$1.4M Grant Supports Combo Approach to Antibiotic-resistant Infections
Work targeting new therapies against antibiotic-resistant infections, led by West Virginia University (WVU) researchers, received a $1.4 million grant from a branch of the U.S. Department of Defense (DOD).
The grant, awarded by the Defense Threat Reduction Agency, will be used to identify the best combinations of antibodies and antimicrobials that can kill infectious bacteria prone to antibiotic resistance, such as Pseudomonas aeruginosa which are often found in cystic fibrosis (CF) patients.
“With this project, we’re hoping to develop new ways to fight these infections or even prevent them to start with,” Mariette Barbier, PhD, lead investigator and an assistant professor at the WVU School of Medicine, said in a press release.
Aware of “how powerful our own immune systems and antibodies can be,” Barbier and her team will combine that aspect of the immune system (antibody production) with small antimicrobial molecules.
Researchers at the Massachusetts Institute of Technology and the University of Maryland are assisting in the work.
According to the World Health Organization and the Centers for Disease Control and Prevention (CDC), antibiotic resistance is one of the world’s greatest public health threats. In the U.S. alone, nearly three million people each year develop antibiotic-resistant infections, and more than 35,000 die as a result, according to the CDC.
The main drivers of this resistance are antibiotics — their overuse and misuse. Repeat antibiotic use increases the likelihood that bacteria with specific features making them resistant to an antibiotic will be selected from the general pool of existent bacteria.
Once a single bacterium survives an antibiotic, it can multiply itself into thousands of bacteria, contributing to an infection that is then almost entirely antibiotic resistant.
If the number of bacteria able to fend off antibiotics continues to grow alarmingly, as it has until now, experts predict that more people will die from these antibiotic-resistant infections (10 million) by 2050 than from cancer (8.2 million).
As such, there is an urgent unmet need for innovative approaches to fighting these infections.
The award — given by the DOD in recognition that antibiotic resistance can endanger not only public health but also national security, in the event of biological warfare — supports a project aiming to tackle both these potential threats, Barbier said.

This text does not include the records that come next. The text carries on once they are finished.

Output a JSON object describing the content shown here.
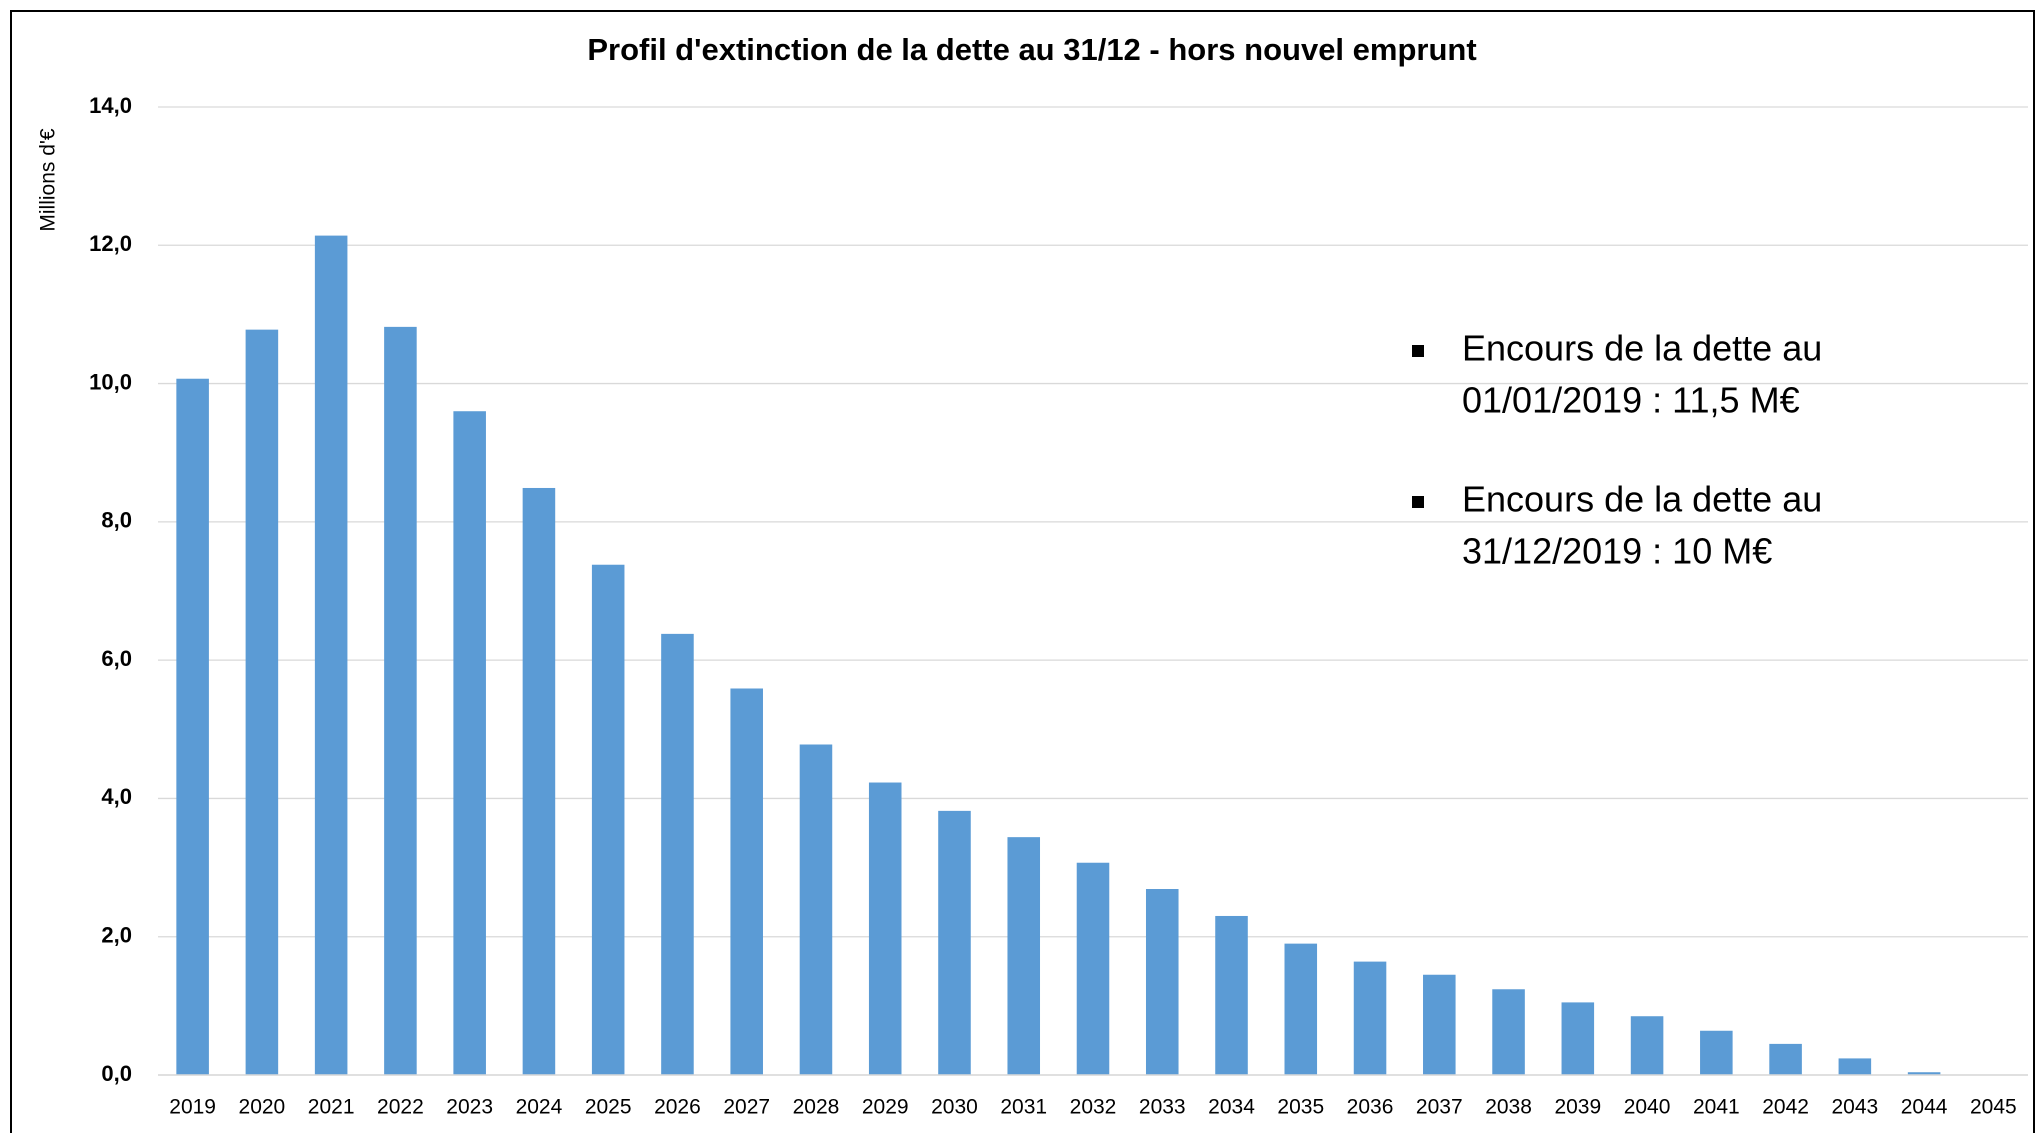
{
  "chart_data": {
    "type": "bar",
    "title": "Profil d'extinction de la dette au 31/12 - hors nouvel emprunt",
    "y_axis_label": "Millions d'€",
    "categories": [
      "2019",
      "2020",
      "2021",
      "2022",
      "2023",
      "2024",
      "2025",
      "2026",
      "2027",
      "2028",
      "2029",
      "2030",
      "2031",
      "2032",
      "2033",
      "2034",
      "2035",
      "2036",
      "2037",
      "2038",
      "2039",
      "2040",
      "2041",
      "2042",
      "2043",
      "2044",
      "2045"
    ],
    "values": [
      10.07,
      10.78,
      12.14,
      10.82,
      9.6,
      8.49,
      7.38,
      6.38,
      5.59,
      4.78,
      4.23,
      3.82,
      3.44,
      3.07,
      2.69,
      2.3,
      1.9,
      1.64,
      1.45,
      1.24,
      1.05,
      0.85,
      0.64,
      0.45,
      0.24,
      0.04,
      0
    ],
    "color": "#5b9bd5",
    "ylim": [
      0,
      14
    ],
    "yticks": [
      {
        "value": 0,
        "label": "0,0"
      },
      {
        "value": 2,
        "label": "2,0"
      },
      {
        "value": 4,
        "label": "4,0"
      },
      {
        "value": 6,
        "label": "6,0"
      },
      {
        "value": 8,
        "label": "8,0"
      },
      {
        "value": 10,
        "label": "10,0"
      },
      {
        "value": 12,
        "label": "12,0"
      },
      {
        "value": 14,
        "label": "14,0"
      }
    ],
    "grid": true,
    "annotations": [
      [
        "Encours de la dette au",
        "01/01/2019 : 11,5 M€"
      ],
      [
        "Encours de la dette au",
        "31/12/2019 : 10 M€"
      ]
    ]
  }
}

“One of the missions of the DOD is preparedness against biological threats,” Barbier said, noting that “some bacteria are potential bioterror agents, but there are also bacteria within those same families that are responsible for causing hospital-acquired infections.”
Researchers will focus on “these species of bacteria, … casting a broad net to address potential biological threats as well as infections that afflict everyday patients,” Barbier added.
One target is Pseudomonas aeruginosa, a rod-shaped, opportunistic bacterium that commonly affects people with CF, whose disease renders them susceptible to lung infections. Chronic lung infections caused by this bacterium are also one of the leading causes of death among CF patients.
The team will also work on Burkholderia, another type of rod-shaped, opportunistic bacterium that, besides causing severe lung infections in CF patients, is considered a potential biological warfare agent that could affect livestock and people.
“The types of infections caused by these organisms are really broad,” Barbier said, adding that they can lead to respiratory infections, skin infections, bladder infections, and infections associated with surgical procedures.
Notably, these and other types of bacteria do not have preventive measures such as vaccines. To effectively fight them, Barbier’s team will employ a “search and destroy approach” that combines antibodies with antimicrobials.
Antibodies are immune proteins that seek out and bind to specific molecules at the surface of foreign microorganisms, promoting immune reactions against them. Antimicrobials, such as antibiotics, are molecules that kill or slow the spread of microorganisms.
Developing this dual approach is expensive and challenging, and screening for the most effective antibody-antimicrobial combination in a lab can take months.
To save both time and resources, the researchers will use machine-learning, a form of artificial intelligence that uses algorithms to analyze data, learn from its analyses, and then predict likely outcomes.
Machine learning will allow the team to screen billions of molecules in a few hours using a super computer, Barbier said.
“Using artificial intelligence and machine learning will allow us to make reiterative calculations in order to predict whether compounds could have potential therapeutic effects,” said Slawomir Lukomski, PhD, an associated professor at the WVU School of Medicine and a team scientist.
Barbier believes the work will not only help address current problems, but also future ones.
“We’re also looking at the future in terms of making predictions as to what treatment could be efficacious to help us fight the next bacterial pandemic,” she added.